The number of serious and critical is more than an order of magnitude different between them. One has to wonder either the tip of the iceberg is much much smaller on a very, very large iceberg in terms of Italy, or there is some sort of systemic treatment difference between what is going on in Italy and what is going on in South Korea. At this point, I don’t know how widespread chloroquine use is in Italy, but it’d be interesting to find out.
We will end on this where they talk about the trials of coronavirus. Data from the drug studies showed certain curative effects with fairly good efficacy. Chinese National Center for Biotechnology Development Deputy Head Sun Yinrong said that chloroquine, an anti-malarial medication, was selected after several screening rounds of thousands of existing drugs.
According to Sun, patients treated with chloroquine demonstrated a better drop in fever, improvement of lung CT images, and required a shorter time to recover compared to parallel groups. The percentage of patients with negative viral nucleic acid tests was also higher with the anti-malarial drug. Chloroquine has so far shown no obvious serious adverse reactions in more than 100 participants in the trials.

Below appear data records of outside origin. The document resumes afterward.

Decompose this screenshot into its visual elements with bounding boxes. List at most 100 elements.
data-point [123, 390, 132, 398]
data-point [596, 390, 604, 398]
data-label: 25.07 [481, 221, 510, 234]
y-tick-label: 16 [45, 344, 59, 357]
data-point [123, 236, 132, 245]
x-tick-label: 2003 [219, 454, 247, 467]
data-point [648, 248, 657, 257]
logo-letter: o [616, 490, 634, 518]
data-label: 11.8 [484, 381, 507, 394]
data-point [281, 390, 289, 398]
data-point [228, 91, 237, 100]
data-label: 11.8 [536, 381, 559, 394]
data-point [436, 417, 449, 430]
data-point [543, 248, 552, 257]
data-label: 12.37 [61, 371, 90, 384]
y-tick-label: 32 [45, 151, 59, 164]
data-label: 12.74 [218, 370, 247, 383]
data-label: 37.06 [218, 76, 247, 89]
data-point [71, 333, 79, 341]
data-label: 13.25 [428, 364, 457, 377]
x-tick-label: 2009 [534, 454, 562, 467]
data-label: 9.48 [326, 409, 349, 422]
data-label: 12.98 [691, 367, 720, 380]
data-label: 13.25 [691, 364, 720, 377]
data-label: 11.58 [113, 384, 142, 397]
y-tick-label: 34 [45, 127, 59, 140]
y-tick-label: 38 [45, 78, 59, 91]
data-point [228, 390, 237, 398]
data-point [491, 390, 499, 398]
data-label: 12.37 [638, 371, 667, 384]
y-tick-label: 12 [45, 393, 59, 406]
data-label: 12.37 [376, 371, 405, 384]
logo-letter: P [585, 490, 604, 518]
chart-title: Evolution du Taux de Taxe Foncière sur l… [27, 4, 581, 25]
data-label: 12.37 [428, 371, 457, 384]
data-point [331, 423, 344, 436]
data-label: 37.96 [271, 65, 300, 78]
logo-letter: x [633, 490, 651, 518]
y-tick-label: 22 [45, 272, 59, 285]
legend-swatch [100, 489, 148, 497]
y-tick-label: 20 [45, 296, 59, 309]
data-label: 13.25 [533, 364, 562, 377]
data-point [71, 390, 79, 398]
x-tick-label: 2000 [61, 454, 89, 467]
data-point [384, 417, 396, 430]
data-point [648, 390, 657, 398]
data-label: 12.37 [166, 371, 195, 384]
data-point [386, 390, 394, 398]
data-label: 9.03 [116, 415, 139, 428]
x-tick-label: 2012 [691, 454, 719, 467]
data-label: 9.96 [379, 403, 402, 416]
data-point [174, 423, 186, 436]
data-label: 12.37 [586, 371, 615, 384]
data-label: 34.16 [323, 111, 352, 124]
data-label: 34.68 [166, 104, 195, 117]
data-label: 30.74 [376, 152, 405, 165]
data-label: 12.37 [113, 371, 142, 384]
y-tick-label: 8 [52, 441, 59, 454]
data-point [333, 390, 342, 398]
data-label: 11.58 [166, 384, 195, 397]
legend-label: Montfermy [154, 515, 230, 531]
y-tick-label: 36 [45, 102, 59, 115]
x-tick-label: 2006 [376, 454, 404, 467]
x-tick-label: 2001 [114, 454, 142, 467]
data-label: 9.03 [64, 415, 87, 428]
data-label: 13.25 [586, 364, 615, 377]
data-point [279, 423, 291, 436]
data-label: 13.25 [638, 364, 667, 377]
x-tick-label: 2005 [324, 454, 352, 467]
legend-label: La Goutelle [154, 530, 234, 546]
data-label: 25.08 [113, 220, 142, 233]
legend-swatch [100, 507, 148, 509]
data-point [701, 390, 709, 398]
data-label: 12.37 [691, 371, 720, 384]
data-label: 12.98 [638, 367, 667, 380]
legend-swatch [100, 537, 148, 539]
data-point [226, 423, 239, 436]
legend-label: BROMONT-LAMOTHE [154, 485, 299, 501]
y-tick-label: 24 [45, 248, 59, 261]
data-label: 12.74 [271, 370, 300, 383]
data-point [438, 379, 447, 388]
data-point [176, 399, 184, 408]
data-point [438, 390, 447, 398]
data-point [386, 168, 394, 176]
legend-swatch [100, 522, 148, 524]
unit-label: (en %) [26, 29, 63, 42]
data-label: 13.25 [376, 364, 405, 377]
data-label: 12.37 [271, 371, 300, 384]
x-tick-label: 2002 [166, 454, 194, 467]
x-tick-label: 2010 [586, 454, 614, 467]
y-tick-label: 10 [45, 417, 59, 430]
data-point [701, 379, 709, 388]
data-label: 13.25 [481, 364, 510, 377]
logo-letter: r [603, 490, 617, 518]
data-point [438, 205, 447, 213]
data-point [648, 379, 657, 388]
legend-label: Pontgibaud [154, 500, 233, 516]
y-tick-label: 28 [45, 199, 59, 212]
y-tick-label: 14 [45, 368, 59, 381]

Getting back to our idea here of what’s going on in molecular. We’ve got zinc here that needs to shut down RNA-dependent RNA polymerase. What we’re saying here is that chloroquine is going to somehow open up this ion gate and allow the zinc to come in to block and shut down viral replication inside of the cells. I think that’s exciting. I’m cautiously optimistic that this may lead to something. But again, I have to stress that we need randomized controlled trials to prove this.
Many times we come up with ideas that make sense, and look like they should work, but the proof is in the pudding, and we need to do the randomized controlled trial. We’ve got a lot more areas to hit on this coronavirus. One of the things that we’re going to look at is the ACE 2 receptor. I have a lot of questions about the ACE-2 receptor, and I will talk about that in the upcoming updates.